暗黙知を見える化することで、企業の業績を向上できる。暗黙知を見える化する手法「ナレッジファシリテーション」とは?

» 2015年01月26日 08時00分 公開
[山下竜大,ITmedia]

 「ITmediaエグゼクティブ勉強会」に、ビジネスコーチ 代表取締役である細川馨氏が登場。「暗黙知を見える化し、業績向上する秘訣」というテーマに基づき、暗黙知を見える化する手法であるナレッジファシリテーションの実施方法とその効果について、ワークショップを交えながら紹介した。

暗黙知を見える化する技法とは

ビジネスコーチ 代表取締役 細川馨氏

 「暗黙知」とは、社員一人ひとりが持っている属人的な知識である。暗黙知という見えない資産を見える化することで、企業の業績を向上できる。それでは、暗黙知を見える化するにはどうすればよいのか。頭の中にある暗黙知を見える化する手法が、資産工学研究所(IIRE)代表取締役の坂本善博氏が開発した「ナレッジファシリテーション」である。

 ナレッジファシリテーションは、個人の頭の中にある暗黙知を、付箋紙に書き出し、本質で整理することにより見える化する技法。ナレッジファシリテーターが、ナレッジ保有者からナレッジを引き出し、問題意識を共有し、参加者のコミットメントを確認しながら、当事者の意識を高めて、アウトプットを導き出す。

 重要なのは、テーマに関するナレッジを持っている人を集めること。ある製薬会社では、MR(医薬情報担当者)の底上げの取り組みに8カ月かかっていたので期間短縮に取り組んだ。しかしなかなか成果を上げることができなかった。細川氏は、「腕の悪いMRを集めると、標準的なマニュアルしか作成できず、成果が期待できない。問題を短時間で解決するには、腕のいい人のナレッジを集めることだ」と話す。

 ナレッジファシリテーションの技術を覚えると、リーダーシップが養えるが、たくさんの人の知恵を一度に集めるのは意外にたいへんな作業である。一般的なミーティングでは、何時間かけても何も残らないのではないだろうか。ナレッジファシリテーションでは、1時間程度で問題を出し切り、優先順位を付けて、全員で解決する。

 「暗黙知を見える化しておかなければ、知恵を持っている人たちが退職してしまうと何も残らないことになる。退職するだけならまだしも、海外の会社に引き抜かれ、ノウハウが海外に流出してしまう。退職する人の暗黙知を形式知にしておかなければ、会社にとって大きな損失となる」(細川氏)

会社の暗黙知を共有できない理由

 会社のベストプラクティスを全社で共有することができれば、圧倒的な成果を上げることができる。しかし一般的には、自分の暗黙知を他人に教えたくないという気持ちが強い。「会社の暗黙知を共有できない課題を解消すれば、必ず成果は出る」と細川氏は言う。課題とは、次の4つである。

(1)成功法則のPDCAサイクルが実行されていない

(2)拠点同士で点検をしていない

(3)成功事例および失敗事例を共有していない

(4)本社と現場の間に不信感がある

 ある保険会社では、この4つ課題を解消したことで、9月の売上が対前年比120%増加、10月の売上が対前年比170%増加、11月の売上が対前年比180%増加したという。細川氏は、「会社の中の暗黙知を集めてデータベース化し、多くの人で共有することが必要。特に、お客さまの暗黙知を集めたことが、この保険会社の成功の要因だ」と話す。

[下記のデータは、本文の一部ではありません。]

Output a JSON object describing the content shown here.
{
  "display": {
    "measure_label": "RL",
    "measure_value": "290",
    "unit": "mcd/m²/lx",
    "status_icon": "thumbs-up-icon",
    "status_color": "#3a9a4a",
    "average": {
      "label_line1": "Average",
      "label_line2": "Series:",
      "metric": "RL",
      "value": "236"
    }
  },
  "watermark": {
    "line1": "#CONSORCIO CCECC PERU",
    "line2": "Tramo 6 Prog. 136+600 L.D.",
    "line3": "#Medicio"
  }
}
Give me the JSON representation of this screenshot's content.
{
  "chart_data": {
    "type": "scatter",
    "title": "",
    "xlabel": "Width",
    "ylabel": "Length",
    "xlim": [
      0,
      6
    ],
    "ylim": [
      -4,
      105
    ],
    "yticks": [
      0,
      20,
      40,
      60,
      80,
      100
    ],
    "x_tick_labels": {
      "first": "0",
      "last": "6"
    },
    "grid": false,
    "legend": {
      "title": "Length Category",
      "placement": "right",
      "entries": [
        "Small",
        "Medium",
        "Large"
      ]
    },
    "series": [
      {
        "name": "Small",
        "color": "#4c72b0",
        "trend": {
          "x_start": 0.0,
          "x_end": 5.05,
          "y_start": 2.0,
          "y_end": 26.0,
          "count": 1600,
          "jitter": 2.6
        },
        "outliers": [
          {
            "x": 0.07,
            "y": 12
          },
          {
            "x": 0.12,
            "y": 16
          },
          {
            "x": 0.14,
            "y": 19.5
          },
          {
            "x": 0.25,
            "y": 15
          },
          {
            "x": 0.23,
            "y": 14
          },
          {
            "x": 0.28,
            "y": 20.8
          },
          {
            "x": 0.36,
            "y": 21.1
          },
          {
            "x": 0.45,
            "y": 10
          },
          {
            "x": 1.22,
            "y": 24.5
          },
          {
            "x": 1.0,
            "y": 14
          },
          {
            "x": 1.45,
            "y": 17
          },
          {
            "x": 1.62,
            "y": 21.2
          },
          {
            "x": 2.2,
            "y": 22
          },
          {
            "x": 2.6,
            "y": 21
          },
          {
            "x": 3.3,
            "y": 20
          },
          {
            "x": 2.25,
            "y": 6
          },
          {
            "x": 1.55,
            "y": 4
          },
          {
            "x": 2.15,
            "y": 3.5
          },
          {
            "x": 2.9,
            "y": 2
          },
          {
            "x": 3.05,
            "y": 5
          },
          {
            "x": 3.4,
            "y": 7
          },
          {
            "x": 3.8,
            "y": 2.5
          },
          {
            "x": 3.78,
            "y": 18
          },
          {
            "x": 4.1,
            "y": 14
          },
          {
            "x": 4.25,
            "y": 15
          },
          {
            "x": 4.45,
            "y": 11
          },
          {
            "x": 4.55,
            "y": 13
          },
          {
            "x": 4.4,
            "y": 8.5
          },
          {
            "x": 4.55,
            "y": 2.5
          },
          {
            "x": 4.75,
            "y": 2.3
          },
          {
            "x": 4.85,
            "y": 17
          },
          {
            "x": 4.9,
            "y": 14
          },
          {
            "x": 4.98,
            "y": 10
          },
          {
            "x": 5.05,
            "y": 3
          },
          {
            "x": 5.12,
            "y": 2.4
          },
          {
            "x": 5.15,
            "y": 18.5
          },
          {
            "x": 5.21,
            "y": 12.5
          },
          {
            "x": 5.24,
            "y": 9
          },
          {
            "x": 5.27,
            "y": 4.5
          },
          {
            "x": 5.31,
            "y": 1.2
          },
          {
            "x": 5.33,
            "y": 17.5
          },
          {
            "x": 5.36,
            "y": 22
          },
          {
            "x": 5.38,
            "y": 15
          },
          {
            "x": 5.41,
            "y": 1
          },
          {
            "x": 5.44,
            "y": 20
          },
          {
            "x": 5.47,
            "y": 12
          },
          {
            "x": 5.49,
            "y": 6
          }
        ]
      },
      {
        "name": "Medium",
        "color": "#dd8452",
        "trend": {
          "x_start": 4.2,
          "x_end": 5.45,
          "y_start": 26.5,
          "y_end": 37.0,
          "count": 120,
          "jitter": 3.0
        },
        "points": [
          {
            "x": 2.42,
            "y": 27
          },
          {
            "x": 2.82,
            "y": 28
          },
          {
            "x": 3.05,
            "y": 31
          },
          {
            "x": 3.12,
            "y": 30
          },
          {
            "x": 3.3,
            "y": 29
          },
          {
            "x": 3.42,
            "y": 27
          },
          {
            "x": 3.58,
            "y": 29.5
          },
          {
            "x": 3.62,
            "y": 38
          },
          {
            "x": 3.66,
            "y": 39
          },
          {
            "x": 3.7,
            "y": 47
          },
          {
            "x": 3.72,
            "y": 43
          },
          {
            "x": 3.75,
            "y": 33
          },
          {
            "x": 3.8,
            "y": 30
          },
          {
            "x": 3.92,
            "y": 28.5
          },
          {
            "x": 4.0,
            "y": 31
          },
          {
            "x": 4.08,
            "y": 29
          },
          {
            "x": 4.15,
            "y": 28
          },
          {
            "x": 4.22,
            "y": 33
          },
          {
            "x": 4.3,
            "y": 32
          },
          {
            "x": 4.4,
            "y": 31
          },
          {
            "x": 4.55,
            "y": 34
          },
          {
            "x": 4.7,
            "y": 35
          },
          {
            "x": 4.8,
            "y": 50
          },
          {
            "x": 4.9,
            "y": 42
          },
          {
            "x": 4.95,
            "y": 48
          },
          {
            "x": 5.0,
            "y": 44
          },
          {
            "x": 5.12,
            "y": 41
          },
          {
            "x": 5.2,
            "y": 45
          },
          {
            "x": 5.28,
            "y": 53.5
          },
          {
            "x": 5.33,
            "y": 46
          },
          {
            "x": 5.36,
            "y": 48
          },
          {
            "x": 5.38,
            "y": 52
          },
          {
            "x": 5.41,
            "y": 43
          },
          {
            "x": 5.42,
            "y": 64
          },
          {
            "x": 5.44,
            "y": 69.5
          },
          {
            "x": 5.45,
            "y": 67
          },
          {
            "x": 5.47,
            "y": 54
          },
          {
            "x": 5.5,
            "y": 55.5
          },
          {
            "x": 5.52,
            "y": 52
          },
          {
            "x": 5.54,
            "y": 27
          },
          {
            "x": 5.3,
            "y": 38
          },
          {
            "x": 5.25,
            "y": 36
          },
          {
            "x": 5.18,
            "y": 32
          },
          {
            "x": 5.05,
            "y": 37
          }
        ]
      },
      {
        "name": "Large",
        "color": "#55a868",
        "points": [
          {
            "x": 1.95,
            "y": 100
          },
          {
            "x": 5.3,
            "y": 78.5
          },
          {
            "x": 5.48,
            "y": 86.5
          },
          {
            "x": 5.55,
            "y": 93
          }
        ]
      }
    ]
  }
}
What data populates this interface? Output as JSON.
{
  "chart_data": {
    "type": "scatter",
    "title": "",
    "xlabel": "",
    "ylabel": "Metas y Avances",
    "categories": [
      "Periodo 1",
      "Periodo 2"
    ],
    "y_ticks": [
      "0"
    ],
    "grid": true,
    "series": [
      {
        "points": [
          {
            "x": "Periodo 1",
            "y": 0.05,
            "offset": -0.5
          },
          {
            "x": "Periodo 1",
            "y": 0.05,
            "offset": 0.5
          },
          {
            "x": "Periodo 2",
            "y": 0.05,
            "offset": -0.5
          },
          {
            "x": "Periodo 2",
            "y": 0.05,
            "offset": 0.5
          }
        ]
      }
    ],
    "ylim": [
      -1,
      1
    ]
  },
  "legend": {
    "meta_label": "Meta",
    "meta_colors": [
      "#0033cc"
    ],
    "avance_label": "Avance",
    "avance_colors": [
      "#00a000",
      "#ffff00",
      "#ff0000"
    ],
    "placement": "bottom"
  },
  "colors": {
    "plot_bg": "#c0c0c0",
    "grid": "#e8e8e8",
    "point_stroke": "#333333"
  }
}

 経営学者である野中郁次郎氏は、「会社とは、世のため人のためにある」と語っている。世のため人のためを、どのように測定すればよいのか。細川氏は、「お客さまの満足や喜びで測定する。“お客さまのために”というのは、上から目線。お客さまの立場になって、はじめて自社商品が世の中の役に立っているかどうかが理解できる」と話す。

 この教えを忠実に守っている製薬会社では、社員がアルツハイマー患者と3日間一緒に生活することで、その経験を薬作りに生かしている。たとえば、ある薬を患者がはき出してしまうので、その薬をなめてみると非常に苦かった。そこで患者が飲みやすい苦くない薬を開発し、業績を向上している。

 また自動車会社であれば、自社のクルマに乗ってみることだ。細川氏は、「自分自身がエンドユーザーになってみること、ここにイノベーションのカギがある。お客さまの暗黙知を徹底的に形式知にすることが最大のポイントだ」と話す。そのほか、優秀な社員10人の経験をまとめると、次のとおりとなる。

 笑顔で明るく挨拶する、身なりを整える、マナーを守る、時間や役職を厳守する、相手を理解し好きになる、相手の話しをよく聞く、結論から分かりやすく話す、相手の立場で行動する、自信を持って行動する、謙虚になる、共通の話題を持つ、本音で意思疎通する、ニーズの深読みをする、商品の情報を分かりやすく説明する、一般的な解決策を豊富に持つ、相手の視点で勧める、他社での実績をさりげなく示す、人脈を適宜に示す、頼りがいのある存在になる、最後まであきらめない。

 細川氏は、「優秀な社員の経験をまとめても、それをすぐに実行できるわけではない。知ることと分かることは、できることではない。知る、分かる、行う、できる、分かち合うという5段階の取り組みが必要。ファシリテーションを理解してもらい、実際に行って、1人でできるようになってもらうことが重要になる」と話している。